生の俳人
出典: フリー百科事典『ウィキペディア(Wikipedia)』 (2022/05/07 21:51 UTC 版)
江戸時代を代表する俳人として、「芭蕉、蕪村、一茶」の三名の名前を挙げる習慣がある。この記述は多くの文学書などに見られ、一茶が芭蕉、蕪村と並ぶ江戸時代を代表する俳人のひとりであるという評価は定着している。

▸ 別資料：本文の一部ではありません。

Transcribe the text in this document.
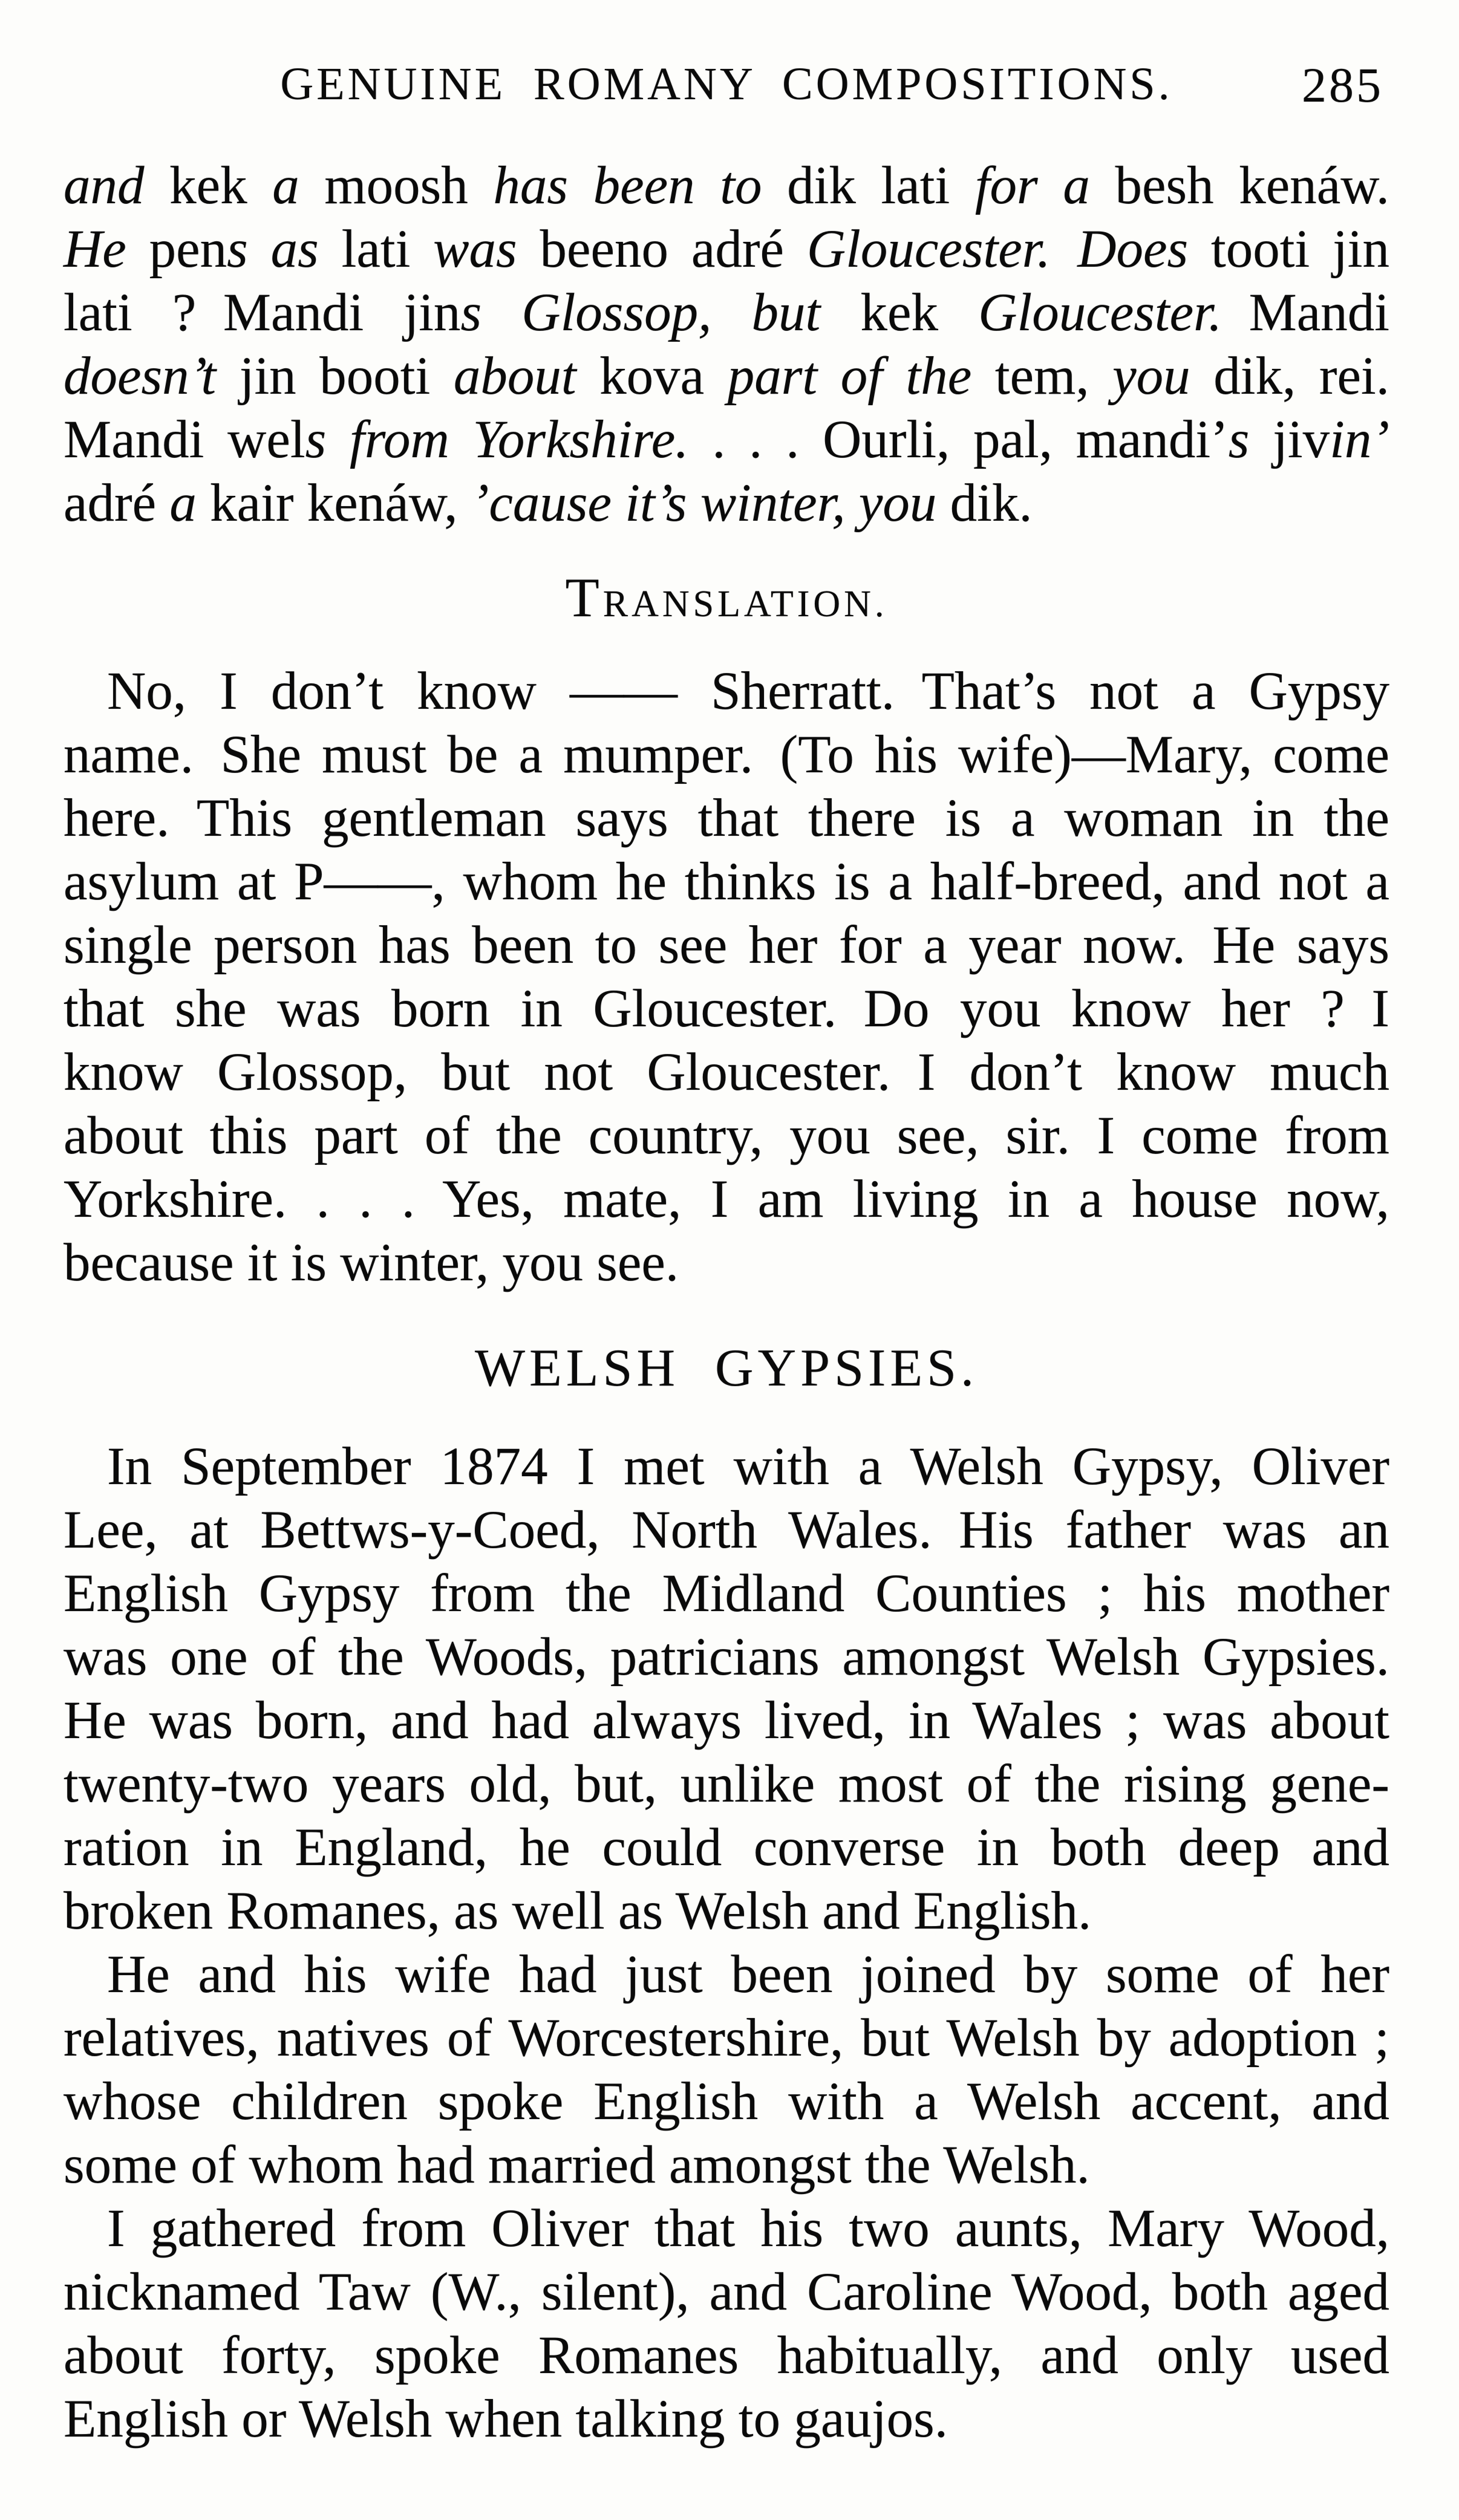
GENUINE ROMANY COMPOSITIONS.	285
and kek a moosh has been to dik lati for a besh kenáw.
He pens as lati was beeno adré Gloucester.  Does tooti jin
lati ? Mandi jins Glossop, but kek Gloucester. Mandi
doesn’t jin booti about kova part of the tem, you dik, rei.
Mandi wels from Yorkshire. . . . Ourli, pal, mandi’s jivin’
adré a kair kenáw, ’cause it’s winter, you dik.
TRANSLATION.
No, I don’t know —— Sherratt. That’s not a Gypsy
name. She must be a mumper. (To his wife)—Mary, come
here. This gentleman says that there is a woman in the
asylum at P——, whom he thinks is a half-breed, and not a
single person has been to see her for a year now. He says
that she was born in Gloucester. Do you know her ? I
know Glossop, but not Gloucester. I don’t know much
about this part of the country, you see, sir. I come from
Yorkshire. . . . Yes, mate, I am living in a house now,
because it is winter, you see.
WELSH GYPSIES.
In September 1874 I met with a Welsh Gypsy, Oliver
Lee, at Bettws-y-Coed, North Wales. His father was an
English Gypsy from the Midland Counties ; his mother
was one of the Woods, patricians amongst Welsh Gypsies.
He was born, and had always lived, in Wales ; was about
twenty-two years old, but, unlike most of the rising gene-
ration in England, he could converse in both deep and
broken Romanes, as well as Welsh and English.
He and his wife had just been joined by some of her
relatives, natives of Worcestershire, but Welsh by adoption ;
whose children spoke English with a Welsh accent, and
some of whom had married amongst the Welsh.
I gathered from Oliver that his two aunts, Mary Wood,
nicknamed Taw (W., silent), and Caroline Wood, both aged
about forty, spoke Romanes habitually, and only used
English or Welsh when talking to gaujos.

もちろん他にも優れた俳人は存在したが、この三名には他の俳人と比較して傑出した個性、独創的な作風があることは疑いようはない。 山下一海は、いわば江戸時代の俳人の三巨頭である芭蕉、蕪村、一茶の句の特徴をそれぞれ一字で表すと、芭蕉は「道」、蕪村は「芸」、そして一茶は「生」であるとしている。津田左右吉、加藤楸邨、金子兜太ら、これまで多くの一茶についての論者は、生活、生命、生命感などといった一茶の句に見られる「生」に関わる事柄に着目してきた。一茶に対して批判的な山本健吉も、一茶の句の生命的な強さは比類がないと評価している。 また一茶にとって俳句は人生そのものであったという指摘も見られる。荻原井泉水は一茶のことを寝ても起きても俳句を作らなくてはいられない「骨の髄まで俳人」であると評価し、丸山一彦もまた、一茶は死に至るまで意識、感覚をよぎる全てを手あたり次第に句に詠み続け、俳諧一筋に生き抜いたとしている。一茶の作品と「生」とは分かち難く結びついている。また夏目漱石は「芭蕉は自然に行き、一茶は人に行く」と評している。 一茶の句の生命力の源として多くの論者が指摘するのが、農民気質、土への意識、生来の野生である。実際一茶が手に汗して田畑を耕したのは江戸に奉公へ出る以前の15歳以前のことであったが、最後まで農民気質、土への意識を失うことは無かった。栗山理一は一茶を貫く宿命的な土への愛着を指摘し、閉塞感が強まる社会の中で著しいマンネリ化に陥っていた俳壇に生来の野生、土着の性根でぶつかっていったと評価している。加藤楸邨は一茶の中に息づいていた農民気質こそが一茶の句の生命力の源泉であると評価し、丸山一彦もまた、一茶は大衆化の反面、低俗化や堕落が顕著となっていた俳壇のあり方に反発し、生来のたくましい野生、飽くこと無き人間生活全般に関する関心を原動力として強烈な自我、人間の生々しい肉声を句に反映させようと試み、成功したとしている。そして水上勉は、一茶の生きざまは故郷の土と深く繋がっており、土俗の魂を抱きつつ、うめき続けた現世追求の修羅の人として句を詠み続けたとしている。 金子兜太は、一茶が詠む糞尿、放屁といった主題の句に嫌みが感じられず自然である点からも、やはり土や生き物を相手にしていく生業である農民魂を見いだしながら、それに加えて生きとし生けるものと共存、共感し、一体化していくアニミズム的なものを見ている。一茶の句には万物の精霊に呼び掛けていく性格があるとの指摘は他にも見られ、渡邊弘は一茶の句の世界における、生きとし生けるもの全てに対する共生的な世界観に注目している。 一茶の俳句が生きることを主題としているといっても、もっともらしい理屈や人生論などに拠ったものでは無く、市井に生きる人々が日常感じているありのままの喜怒哀楽を句に詠んでいった。いわば一茶は生活の中から文学を生み出していったのであり、加藤楸邨は一茶の作には生身の人間から放射されるような体臭があり、それは鍛え抜かれたものから漂ってくる生命感ではなく、町で軒を並べて生活している人間同士で嗅ぎ合うような生の感触があるとしている。丸山一彦は不幸続きであった生涯の影響を受けて一茶の作品には特異な歪みがあるが、これは生きる悲しみに深く根差した歪みであって、人の世の深さに触れる何かがあると評価している。 そして矢代静一は、一茶の句について孤高な文学者の作品などではなく、すぐそこに住む世俗的な一般庶民と同じく、地を這う人のものであるとした上で 一茶は、人生をてくてく歩みながら、肉声で句をものした凡庸にして非凡の人である。 と評価した。